The main difference between the API and webhooks is the degree of proactivity. With an API, you as an institution need to retrieve certain data out of Ans yourself. You are responsible for the timing of the requests to retrieve the data. A webhook will support you proactively to determine the timing of when to retrieve certain data out of Ans. If you use webhooks, you can exchange data between Ans and other platforms realtime.
If you want to retrieve results data out of Ans to insert it in your student information system, you could use the API to get this information. One of the possible requests that you could do is a GET Results on a specific assignment. Ans will show you all results. It's possible that you don't know when you need to do this request. Perhaps, a teacher has not yet graded all the results of an assignment. If you were to request the results via the API, you would need to check the results of your GET request and then check to see if all results are already graded.
If you use the webhook feature, you will be informed by Ans about particular changes at the exact moment that the change is made. It is possible to enable a webhook which listens to all changes on a certain object within Ans, for example results. The webhook will send a message with information on what has changed. For example, you can allow your teachers to use the reviews feature if they have finished grading their students. If a student has been graded, teacher can perform a review on the result, which approves or disapproves the result. On the moment the review was done, the webhook of the results is triggered. You will be informed proactively about a result which is ready to be sent to another platform, such as a student information system.
You can also use the webhook to create a trigger in a workflow, either within or outside of Ans. For example, if you have received the information via the webhook that all results have been graded for an assignment, you could open a publication via the API. Other workflows are possible as well.
It is also possible to create, update and delete webhooks via the API. This allows you to easily manage your webhooks in an automated way.
At this moment, webhooks are available for the following objects in Ans:
The following events can be configured in the webhook:
- All events
Ans provides different events which you can listen to. You can listen to all events, all events for a specific object or only one event for an object.
- All events: use '*' to listen to all events of all objects
- All events for one object: use the name of the objects, for example 'assignment', to listen to all events of that object.
- One event for one object: combine the object with the name of the event to listen to that specific combination. For example, 'assignment.update'.
To add a new webhook endpoint, follow the steps below.
- Click the account_circle icon at the top right.
- Select settings Settings.
- Click Webhook in the menu on the left.
- Click New Webhook.
- Fill in the URL field and Subscriptions field and click Save.
- The URL field is used for the webpage where the information of the webhook is sent to. As mentioned above, we advise to use the webhook feature in combination with the API. You can fill in the URL of your enterprise service bus here.

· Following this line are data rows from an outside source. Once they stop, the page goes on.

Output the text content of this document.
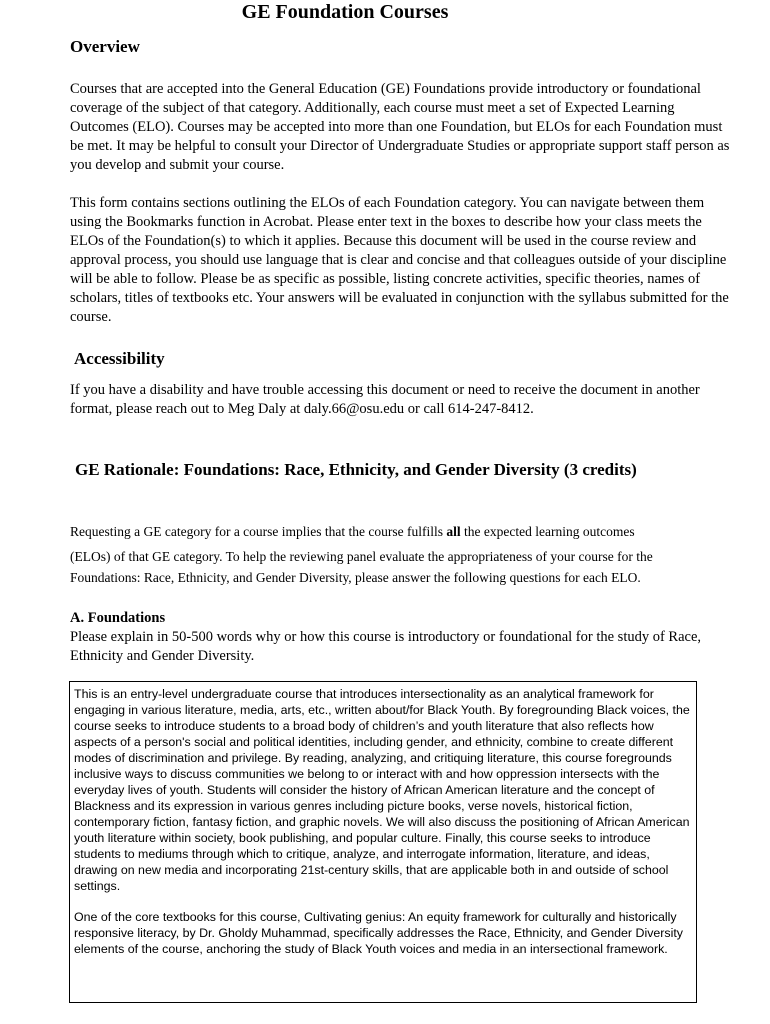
GE Foundation Courses
Overview

Courses that are accepted into the General Education (GE) Foundations provide introductory or foundational coverage of the subject of that category. Additionally, each course must meet a set of Expected Learning Outcomes (ELO). Courses may be accepted into more than one Foundation, but ELOs for each Foundation must be met. It may be helpful to consult your Director of Undergraduate Studies or appropriate support staff person as you develop and submit your course.

This form contains sections outlining the ELOs of each Foundation category. You can navigate between them using the Bookmarks function in Acrobat. Please enter text in the boxes to describe how your class meets the ELOs of the Foundation(s) to which it applies. Because this document will be used in the course review and approval process, you should use language that is clear and concise and that colleagues outside of your discipline will be able to follow. Please be as specific as possible, listing concrete activities, specific theories, names of scholars, titles of textbooks etc. Your answers will be evaluated in conjunction with the syllabus submitted for the course.

Accessibility

If you have a disability and have trouble accessing this document or need to receive the document in another format, please reach out to Meg Daly at daly.66@osu.edu or call 614-247-8412.

GE Rationale: Foundations: Race, Ethnicity, and Gender Diversity (3 credits)

Requesting a GE category for a course implies that the course fulfills all the expected learning outcomes

(ELOs) of that GE category. To help the reviewing panel evaluate the appropriateness of your course for the Foundations: Race, Ethnicity, and Gender Diversity, please answer the following questions for each ELO.

A. Foundations

Please explain in 50-500 words why or how this course is introductory or foundational for the study of Race, Ethnicity and Gender Diversity.

This is an entry-level undergraduate course that introduces intersectionality as an analytical framework for engaging in various literature, media, arts, etc., written about/for Black Youth. By foregrounding Black voices, the course seeks to introduce students to a broad body of children’s and youth literature that also reflects how aspects of a person's social and political identities, including gender, and ethnicity, combine to create different modes of discrimination and privilege. By reading, analyzing, and critiquing literature, this course foregrounds inclusive ways to discuss communities we belong to or interact with and how oppression intersects with the everyday lives of youth. Students will consider the history of African American literature and the concept of Blackness and its expression in various genres including picture books, verse novels, historical fiction, contemporary fiction, fantasy fiction, and graphic novels. We will also discuss the positioning of African American youth literature within society, book publishing, and popular culture. Finally, this course seeks to introduce students to mediums through which to critique, analyze, and interrogate information, literature, and ideas, drawing on new media and incorporating 21st-century skills, that are applicable both in and outside of school settings.

One of the core textbooks for this course, Cultivating genius: An equity framework for culturally and historically responsive literacy, by Dr. Gholdy Muhammad, specifically addresses the Race, Ethnicity, and Gender Diversity elements of the course, anchoring the study of Black Youth voices and media in an intersectional framework.
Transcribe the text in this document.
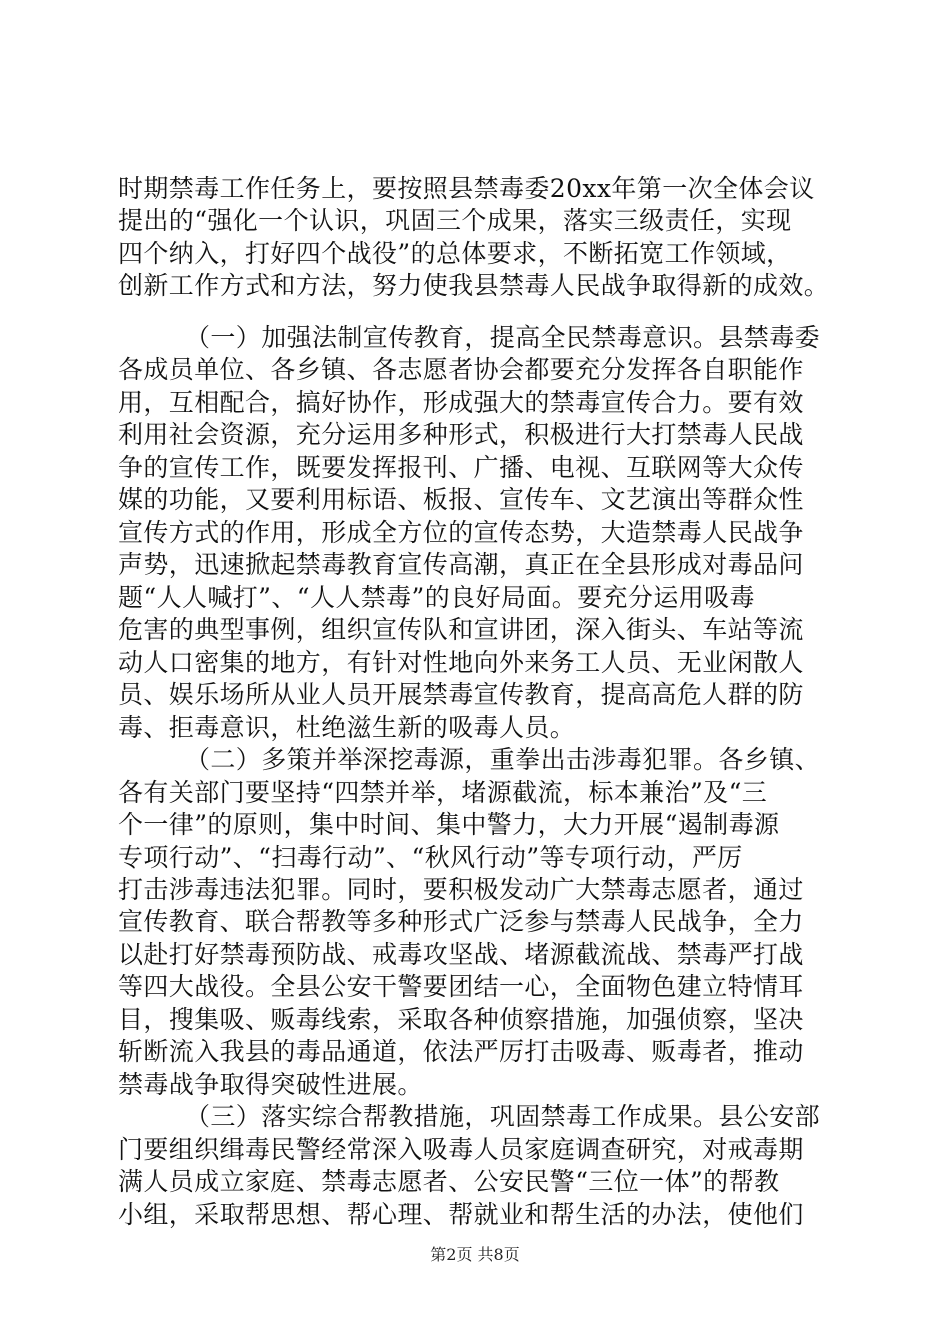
时期禁毒工作任务上，要按照县禁毒委20xx年第一次全体会议
提出的“强化一个认识，巩固三个成果，落实三级责任，实现
四个纳入，打好四个战役”的总体要求，不断拓宽工作领域，
创新工作方式和方法，努力使我县禁毒人民战争取得新的成效。
（一）加强法制宣传教育，提高全民禁毒意识。县禁毒委
各成员单位、各乡镇、各志愿者协会都要充分发挥各自职能作
用，互相配合，搞好协作，形成强大的禁毒宣传合力。要有效
利用社会资源，充分运用多种形式，积极进行大打禁毒人民战
争的宣传工作，既要发挥报刊、广播、电视、互联网等大众传
媒的功能，又要利用标语、板报、宣传车、文艺演出等群众性
宣传方式的作用，形成全方位的宣传态势，大造禁毒人民战争
声势，迅速掀起禁毒教育宣传高潮，真正在全县形成对毒品问
题“人人喊打”、“人人禁毒”的良好局面。要充分运用吸毒
危害的典型事例，组织宣传队和宣讲团，深入街头、车站等流
动人口密集的地方，有针对性地向外来务工人员、无业闲散人
员、娱乐场所从业人员开展禁毒宣传教育，提高高危人群的防
毒、拒毒意识，杜绝滋生新的吸毒人员。
（二）多策并举深挖毒源，重拳出击涉毒犯罪。各乡镇、
各有关部门要坚持“四禁并举，堵源截流，标本兼治”及“三
个一律”的原则，集中时间、集中警力，大力开展“遏制毒源
专项行动”、“扫毒行动”、“秋风行动”等专项行动，严厉
打击涉毒违法犯罪。同时，要积极发动广大禁毒志愿者，通过
宣传教育、联合帮教等多种形式广泛参与禁毒人民战争，全力
以赴打好禁毒预防战、戒毒攻坚战、堵源截流战、禁毒严打战
等四大战役。全县公安干警要团结一心，全面物色建立特情耳
目，搜集吸、贩毒线索，采取各种侦察措施，加强侦察，坚决
斩断流入我县的毒品通道，依法严厉打击吸毒、贩毒者，推动
禁毒战争取得突破性进展。
（三）落实综合帮教措施，巩固禁毒工作成果。县公安部
门要组织缉毒民警经常深入吸毒人员家庭调查研究，对戒毒期
满人员成立家庭、禁毒志愿者、公安民警“三位一体”的帮教
第2页 共8页
小组，采取帮思想、帮心理、帮就业和帮生活的办法，使他们
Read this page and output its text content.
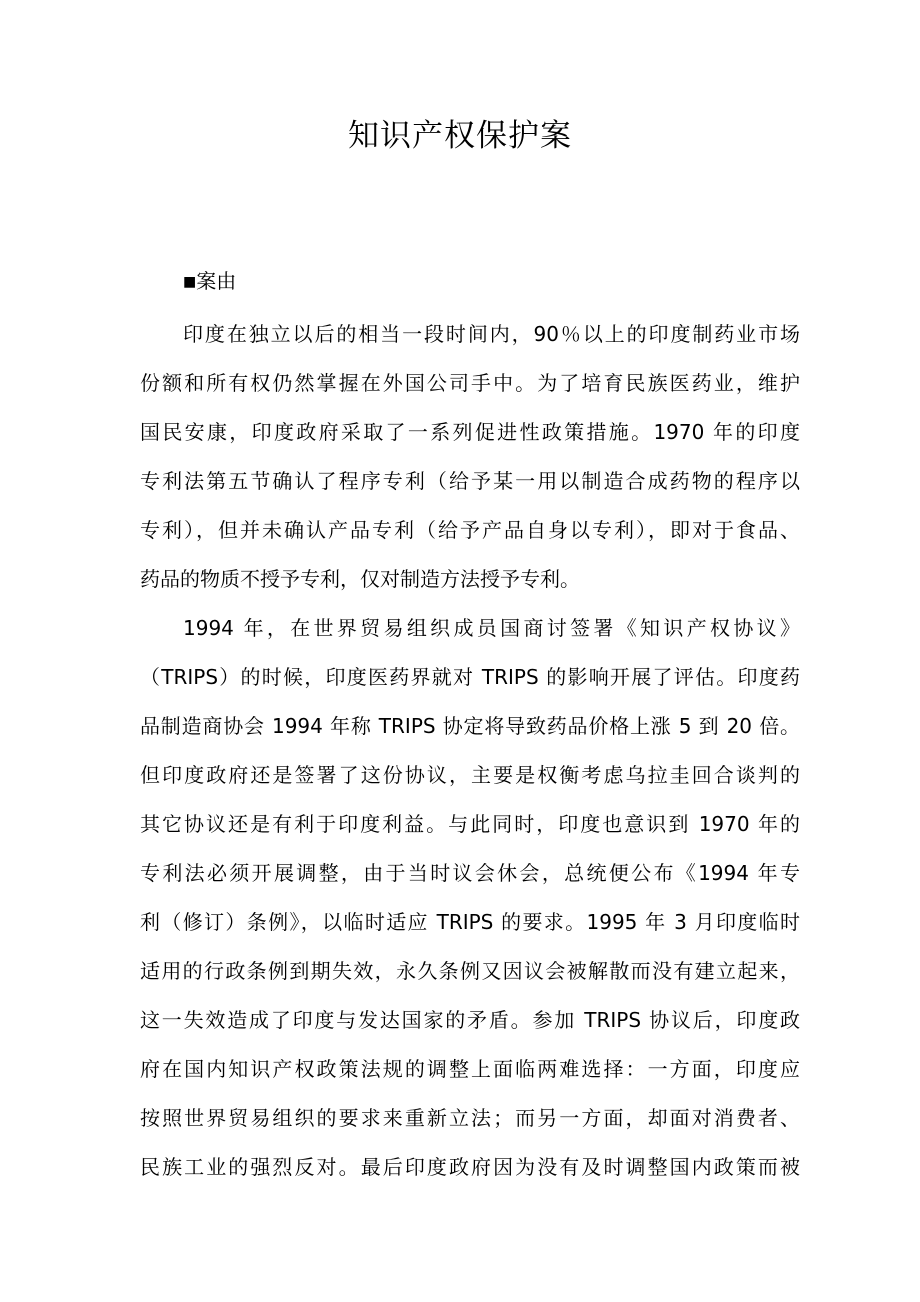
知识产权保护案
■案由

印度在独立以后的相当一段时间内，90％以上的印度制药业市场
份额和所有权仍然掌握在外国公司手中。为了培育民族医药业，维护
国民安康，印度政府采取了一系列促进性政策措施。1970 年的印度
专利法第五节确认了程序专利（给予某一用以制造合成药物的程序以
专利），但并未确认产品专利（给予产品自身以专利），即对于食品、
药品的物质不授予专利，仅对制造方法授予专利。

1994 年，在世界贸易组织成员国商讨签署《知识产权协议》
（TRIPS）的时候，印度医药界就对 TRIPS 的影响开展了评估。印度药
品制造商协会 1994 年称 TRIPS 协定将导致药品价格上涨 5 到 20 倍。
但印度政府还是签署了这份协议，主要是权衡考虑乌拉圭回合谈判的
其它协议还是有利于印度利益。与此同时，印度也意识到 1970 年的
专利法必须开展调整，由于当时议会休会，总统便公布《1994 年专
利（修订）条例》，以临时适应 TRIPS 的要求。1995 年 3 月印度临时
适用的行政条例到期失效，永久条例又因议会被解散而没有建立起来，
这一失效造成了印度与发达国家的矛盾。参加 TRIPS 协议后，印度政
府在国内知识产权政策法规的调整上面临两难选择：一方面，印度应
按照世界贸易组织的要求来重新立法；而另一方面，却面对消费者、
民族工业的强烈反对。最后印度政府因为没有及时调整国内政策而被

- The subscriptions field is the combination of object(s) and event(s) which your webhook will listen to.
Once your webhook is created, you can click on the URL of the webhook. After that, click Webhook settings in the menu on the right. In the example that is used in the screenshots of this article, we've created a webhook which listens to all events of assignments. As you can see in the screenshot below, the webhook can be disabled and deleted if desired.
To see what an event looks like, click on Events in the menu on the right. In this menu, you will see an overview of all events which triggered the webhook. You can click on an event to check the content. As you can see in the screenshot below, an event consists of the following parts:
- Timestamp: The moment of the event trigger
- Response: The status for delivery. In the example, a fake URL is used. Therefore, the response is scheduled for delivery.
- Payload changes: An overview of all changes in the object. In this case, the name of the assignment was updated from 'abc' to 'abcdef'. It can happen that multiple changes are visible here.
- Payload: In this field an overview of the object with the most actual information is visible. As you can see, the name of the assignment has changed here.